The value of a single business line, and its impacts

A services client approached the agency wondering about the lifetime value and annual business impact of customers who originated within a particular business line.

Assumptions and sourcing the data

The client was able to provide five years of transaction data that encompassed unique customer home address that first entered the business’s customer database through the business line of interest. Included in this data were unique keys, demographics, services utilized and per-check spend and location of transaction. A key limitation of this analysis was the length of the look back window the client was able to provide. Although for many categories of business, five years would be a good sample to base an LTV analysis upon, for the specific category of this business, long relationships are not uncommon. As such, it was known that for many customers, five years represented only a fraction of what was known to often be a decades long relationship.

Deliverables

To meet the needs outlined by the client, an interactive excel based dashboard was created and detailed interpretation provided.

Process

After an initial pass of data prep and EDA, each unique customer was matched to the client’s existing segmentation system based on address and assigned to a cohort that reflected the year in which they first transacted with the client. This approach allowed for tracking the years a customer re-transacted and easy association to the year in which they started.

 

This table shows the count of customers in each of their respective cohorts, in cohort year zero through year four, making five total years for the earliest cohort .

With the customers sorted by year of start and counted in each year after, a line fitting exercise was conducted to determine the function that best represented the data. With an eye towards compromising between overfitting on the limited sample and still adequately representing the observations, a logarithmic decay curve was selected and fitted. The post observation projections of which can be seen on the table below.

In the table above, a predicted mid-point for future customer retention can be seen in grey highlighted cells out to the ninth year post first visit.

With the logarithmic curve summarizing the relationship between attrition and time, as well as basic summary statistics of annual visits per customer and average visit value, it is simple to estimate both lifetime and lifetime value by customer type.

Here we can see not only the estimated lifetime of a customer, but also annual charges and customer type based on the service line of interest and other service lines. As in many businesses, those who use multiple service lines have both the highest annual charges and the longest lifetime with the company. This leads this multi-service line group to also have the highest lifetime value to the client. This then, is the answer to one of the two questions, what is the average value of service line of interest customers, but there remains the question of what is the value customers who make use of the service line of interest to the other service lines. Luckily, this question is much simpler to answer as the data has already controlled for service line of entry. This means that a simple chart can describe the average annual charges that customers who entered the system via the service line of interest provide to other service lines.

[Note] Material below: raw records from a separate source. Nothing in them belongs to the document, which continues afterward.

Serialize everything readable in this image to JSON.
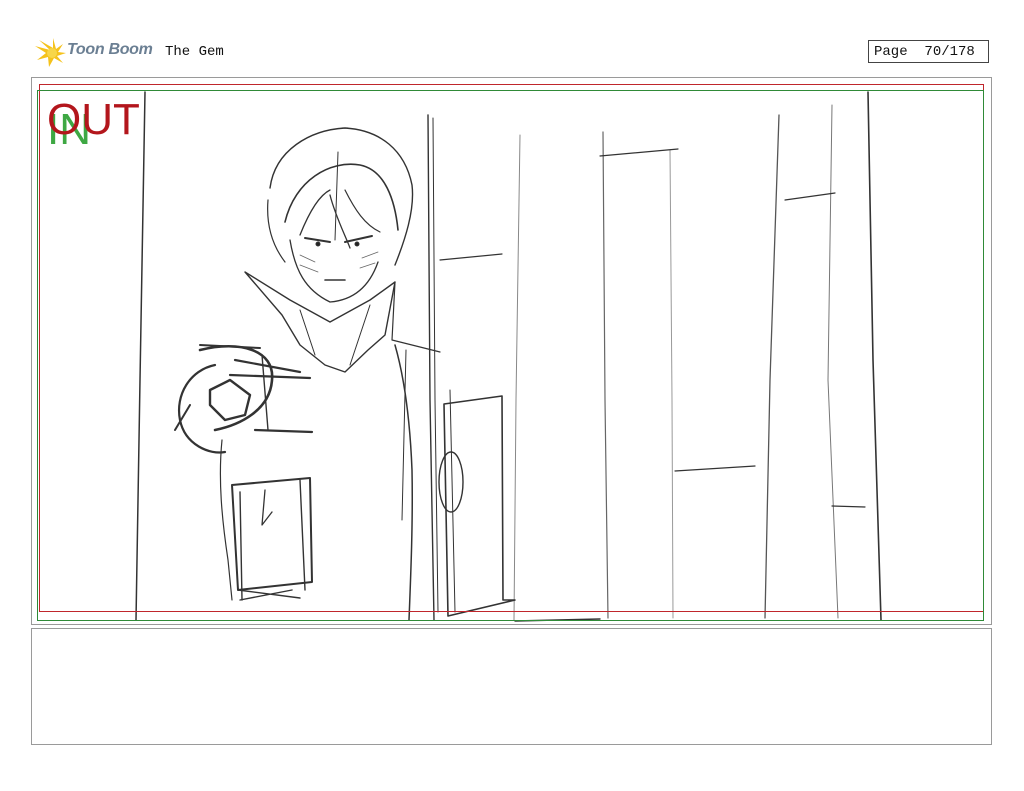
{
  "header": {
    "logo_text": "Toon Boom",
    "project_title": "The Gem",
    "page_label": "Page",
    "page_number": "70/178"
  },
  "panel": {
    "in_label": "IN",
    "out_label": "OUT",
    "colors": {
      "in_frame": "#2f8a37",
      "out_frame": "#c0262c"
    }
  },
  "notes": {
    "text": ""
  }
}
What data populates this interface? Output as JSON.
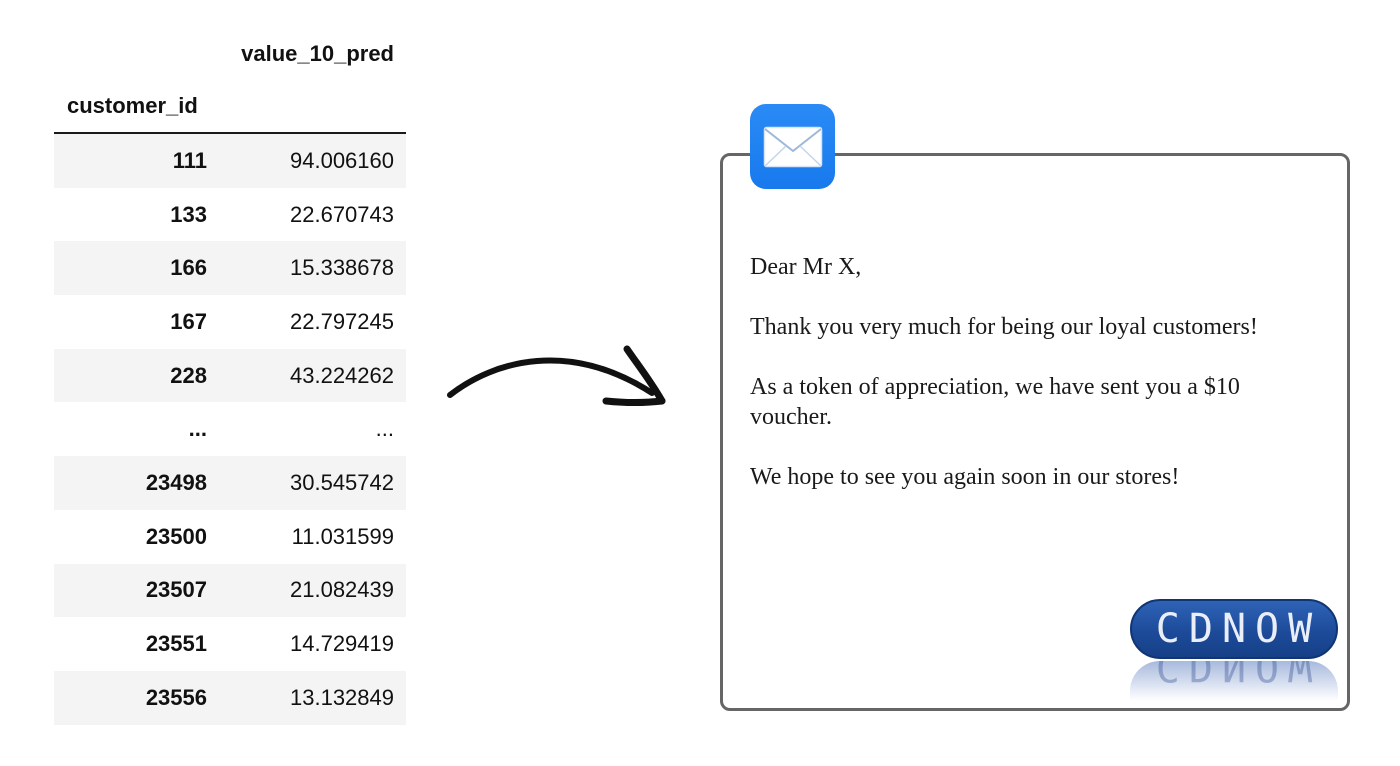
{
  "table": {
    "column_header": "value_10_pred",
    "index_header": "customer_id",
    "rows": [
      {
        "id": "111",
        "value": "94.006160"
      },
      {
        "id": "133",
        "value": "22.670743"
      },
      {
        "id": "166",
        "value": "15.338678"
      },
      {
        "id": "167",
        "value": "22.797245"
      },
      {
        "id": "228",
        "value": "43.224262"
      },
      {
        "id": "...",
        "value": "..."
      },
      {
        "id": "23498",
        "value": "30.545742"
      },
      {
        "id": "23500",
        "value": "11.031599"
      },
      {
        "id": "23507",
        "value": "21.082439"
      },
      {
        "id": "23551",
        "value": "14.729419"
      },
      {
        "id": "23556",
        "value": "13.132849"
      }
    ]
  },
  "letter": {
    "greeting": "Dear Mr X,",
    "thanks": "Thank you very much for being our loyal customers!",
    "voucher": "As a token of appreciation, we have sent you a $10 voucher.",
    "closing": "We hope to see you again soon in our stores!",
    "icon": "mail-envelope-icon",
    "icon_color": "#1E82F2"
  },
  "logo": {
    "text": "CDNOW",
    "color": "#1D4B9A"
  }
}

Value Service Line of Interest Customers Provide to Other Lines of Service ($)

This chart makes very clear in dollars the contribution customers who entered the business through the service line of interest make annually to other service lines. The client further looked into the share these contributions make up of those other service lines total revenues.

Further Study

After the excel based tool and initial findings were shared with the client, the agency was tasked to identify key indicators for customers who are likely to attrite between years zero and one, as this was the period of steepest decline. Using demographic data and customer matched satisfaction survey data, an interpretable classification model based on logistic regression was constructed using python. This model successfully identified key features that were highly correlated with first year attrition. This model led to additional research and change proposals by the client internally.